Macrons Rede von Anfang Woche hallte noch nach. Juncker liess es sich nicht nehmen, seinen Kollegen gleich noch eine Hochglanzbroschüre zu unterbreiten, in der er die Unterschiede und Gemeinsamkeiten seiner und Macrons Überlegungen auf den Punkt bringt. «Two Visions, one Direction» ist der Titel der Broschüre. Wer wollte da Böses dabei denken.

Tusks Vergleich

Donald Tusk wiederum, Präsident des Europäischen Rates, liess es sich nicht nehmen, diesen Ideenwettbewerb mit dem «Eurovision Song Contest» zu vergleichen. «Manche dächten, es sei ein solcher – und vielleicht sei es das ja tatsächlich», so Tusk. Dieser «Song Contest» könne aber nur dann fruchtbar sein, wenn alle unisono – also: einstimmig – sängen.

Dieser etwas saloppe Vergleich von Tusk bringt die Bedenken vieler auf den Punkt, dass zu hochfliegende Vorstellungen über die Zukunft der EU Enttäuschungen auslösen könnten – weil sie am politisch Machbaren scheitern. Und dass vor allem Macrons Vorstellungen den Graben zwischen West und Ost zusätzlich vertiefen könnten. Er fordert nämlich, dass einzelne Länder auch sollen vorwärts machen können, wenn andere das nicht wollen und zurückbleiben.

Erstaunliche Harmonie

Zahlreiche Diplomaten berichten aber, dass es am Gipfel und vor allem beim gestrigen Abendessen trotzdem erstaunlich harmonisch zu und her gegangen sei. Die Gefahr bestehe aber, dass eine kontroverse öffentliche Debatte im Keime erstickt wird, wenn nun von Anfang an der Fokus auf das Machbare und auf Einstimmigkeit gerichtet wird. Und die Debatte zuletzt auch nicht mehr viel bringt.

Ratspräsident Donald Tusk muss nun bis in zwei Wochen einen Vorschlag für das weitere Vorgehen ausarbeiten. Ein Regierungsprogramm quasi, für die kommenden zwei Jahre. Die Staats- und Regierungschefs wollen das «entstandende Momentum» nutzen, um vorwärts zu machen.

Die Rolle Deutschlands

Macrons Rede wirkt also.
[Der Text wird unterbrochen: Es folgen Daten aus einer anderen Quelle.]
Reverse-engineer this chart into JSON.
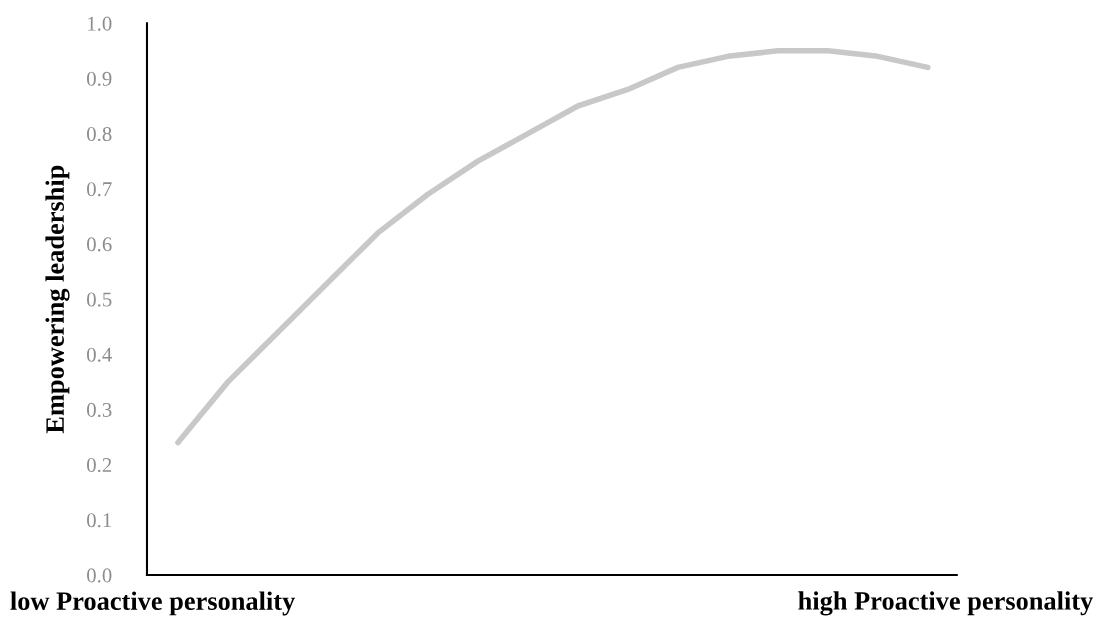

Ob die Regierungschefs aber beispielsweise auch das Volk in die Debatte miteinbeziehen wollen, wie dies Macron fordert, muss sich erst noch weisen.

Auch die deutsche Kanzlerin Angela Merkel meldete sich noch spätabends zu Wort: Sie werde sich einbringen. Bis zur Bildung einer neuen deutschen Regierung wird sie vor allem auch Fragen stellen. Fragen, welche auch ihre möglichen Koalitionspartner stellen könnten. Das ist nicht gerade viel. Deutschland wird bei der Debatte der nächsten Monate also wohl keine sehr zentrale Rolle spielen.